The ICER with a 5 year stopping rule and 1 year treatment effect cap is within the range usually considered cost effective for end of life treatments
3.22 After the appeal, the company revised its patient access scheme and submitted revised cost-effectiveness estimates. The company accepted the committee's preferred assumptions (see section 3.15), except around a stopping rule. The company's base case with a 2‑year stopping rule and treatment effect cap at 3 years resulted in an ICER of less than £50,000 per QALY gained. The committee also considered the company's analyses including a 5‑year stopping rule and a treatment effect cap at 1 year. The ICER for this scenario, including the revised patient access scheme and the confidential discounts for subsequent treatments was within the range usually considered a cost-effective use of NHS resources for end of life treatments. The committee therefore recommended avelumab for routine use in the NHS for the maintenance treatment of locally advanced or metastatic urothelial cancer after platinum-based chemotherapy. It is only recommended only if treatment is stopped at 5 years of uninterrupted treatment or earlier if the disease progresses.

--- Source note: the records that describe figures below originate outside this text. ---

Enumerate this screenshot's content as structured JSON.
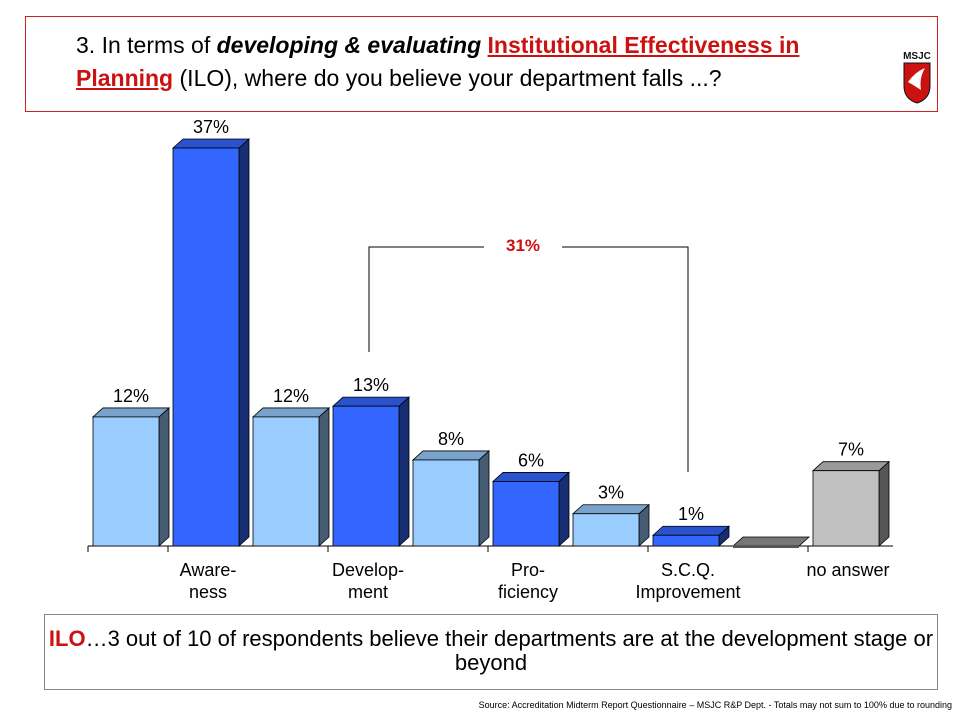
{
  "title": {
    "number": "3. In terms of ",
    "emphasis": "developing & evaluating",
    "highlight": "Institutional Effectiveness in Planning",
    "rest": " (ILO), where do you believe your department falls ...?"
  },
  "logo": {
    "icon": "msjc-logo-icon",
    "text": "MSJC"
  },
  "bracket_label": "31%",
  "note": {
    "lead": "ILO",
    "text": "…3 out of 10 of respondents believe their departments are at the development stage or beyond"
  },
  "source": "Source: Accreditation Midterm Report Questionnaire – MSJC R&P Dept. - Totals may not sum to 100% due to rounding",
  "colors": {
    "light_blue": "#99ccff",
    "dark_blue": "#3366ff",
    "gray": "#c0c0c0",
    "accent_red": "#cc1111"
  },
  "chart_data": {
    "type": "bar",
    "categories": [
      "Aware-\nness",
      "Develop-\nment",
      "Pro-\nficiency",
      "S.C.Q.\nImprovement",
      "no answer"
    ],
    "series": [
      {
        "values": [
          12,
          12,
          8,
          3,
          0
        ],
        "color": "#99ccff"
      },
      {
        "values": [
          37,
          13,
          6,
          1,
          7
        ],
        "color": "#3366ff"
      }
    ],
    "value_labels": [
      "12%",
      "37%",
      "12%",
      "13%",
      "8%",
      "6%",
      "3%",
      "1%",
      "7%"
    ],
    "ylim": [
      0,
      37
    ],
    "grid": false,
    "legend": "none"
  }
}
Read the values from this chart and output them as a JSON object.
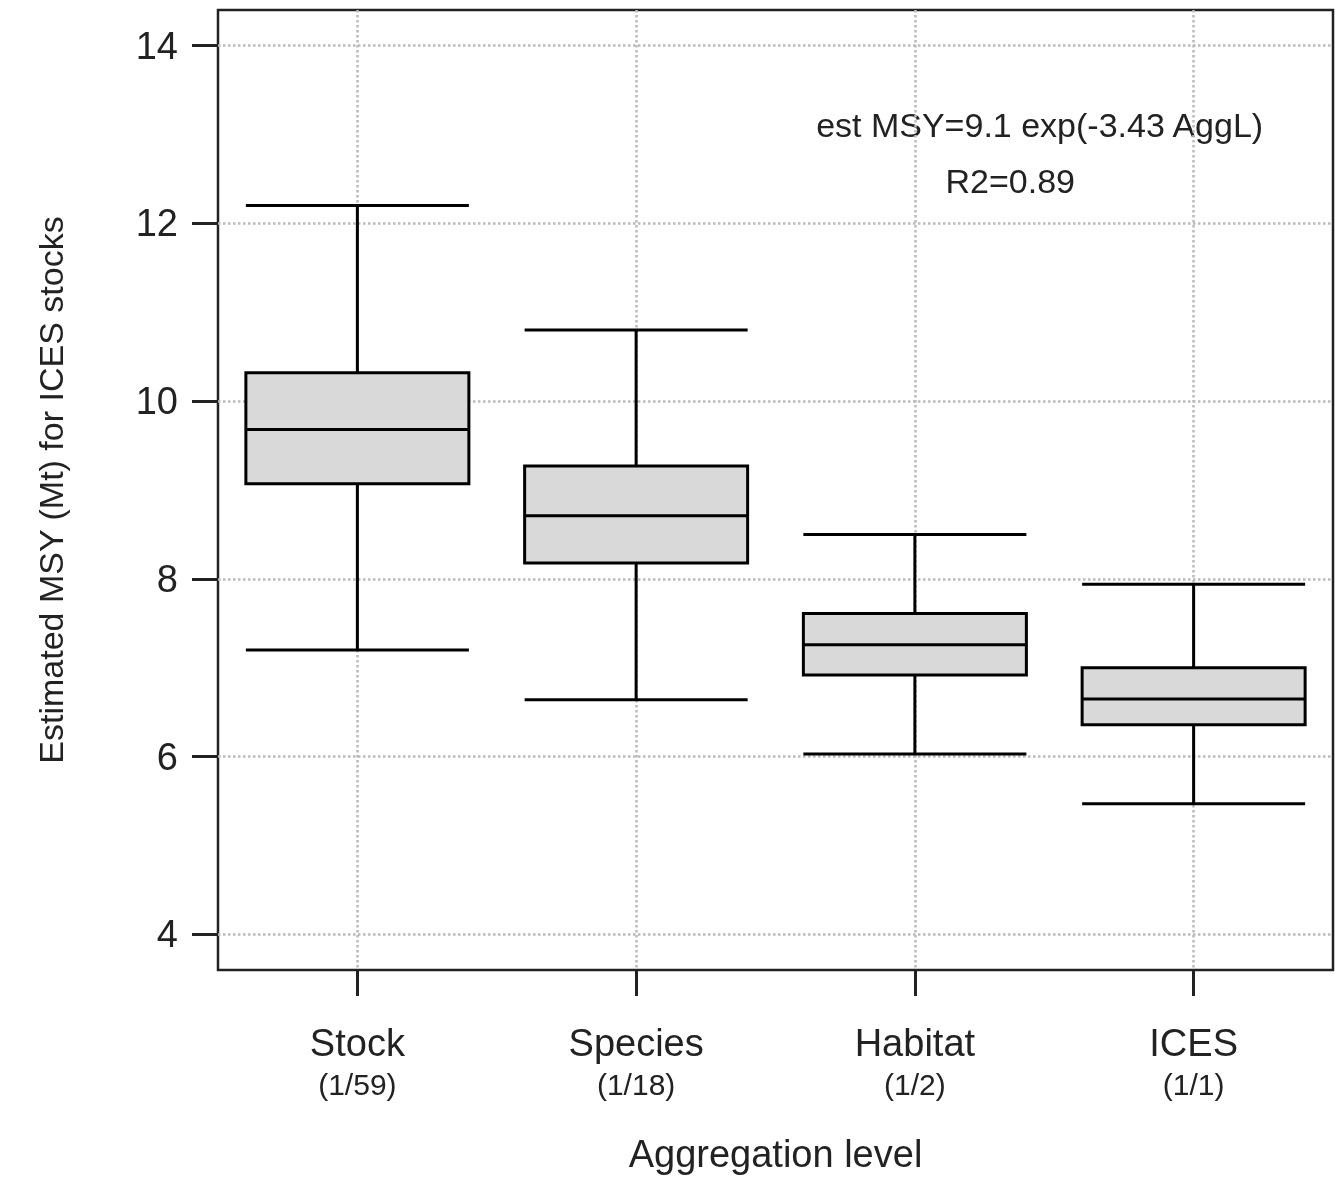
{
  "chart_data": {
    "type": "box",
    "xlabel": "Aggregation level",
    "ylabel": "Estimated MSY (Mt) for ICES stocks",
    "categories": [
      "Stock\n(1/59)",
      "Species\n(1/18)",
      "Habitat\n(1/2)",
      "ICES\n(1/1)"
    ],
    "boxes": [
      {
        "low": 7.2,
        "q1": 9.07,
        "median": 9.68,
        "q3": 10.32,
        "high": 12.2
      },
      {
        "low": 6.64,
        "q1": 8.18,
        "median": 8.71,
        "q3": 9.27,
        "high": 10.8
      },
      {
        "low": 6.03,
        "q1": 6.92,
        "median": 7.26,
        "q3": 7.61,
        "high": 8.5
      },
      {
        "low": 5.47,
        "q1": 6.36,
        "median": 6.65,
        "q3": 7.0,
        "high": 7.94
      }
    ],
    "color": "#d9d9d9",
    "ylim": [
      3.6,
      14.4
    ],
    "yticks": [
      4,
      6,
      8,
      10,
      12,
      14
    ],
    "grid": true,
    "annotations": [
      "est MSY=9.1 exp(-3.43 AggL)",
      "R2=0.89"
    ]
  }
}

3.23 The committee considered whether avelumab was innovative. It noted that maintenance treatment after platinum-based chemotherapy is a step-change compared with current treatment options. Avelumab is not a novel compound because it is available as a treatment option for other types of cancer. The company stated that innovation should be considered separately for each indication. The committee agreed with the company that, in this case, the innovation is in using avelumab as maintenance treatment for people whose disease had not progressed 4 to 10 weeks after having first-line chemotherapy. The company considered that avelumab was innovative because there is an unmet need for people with metastatic urothelial cancer and there are no other treatment options for disease that has not progressed. The committee considered that the benefits of avelumab, related to improvements in length and quality of life, have already been incorporated into the model. It concluded that the treatment benefit from avelumab for this indication has been adequately incorporated into the model.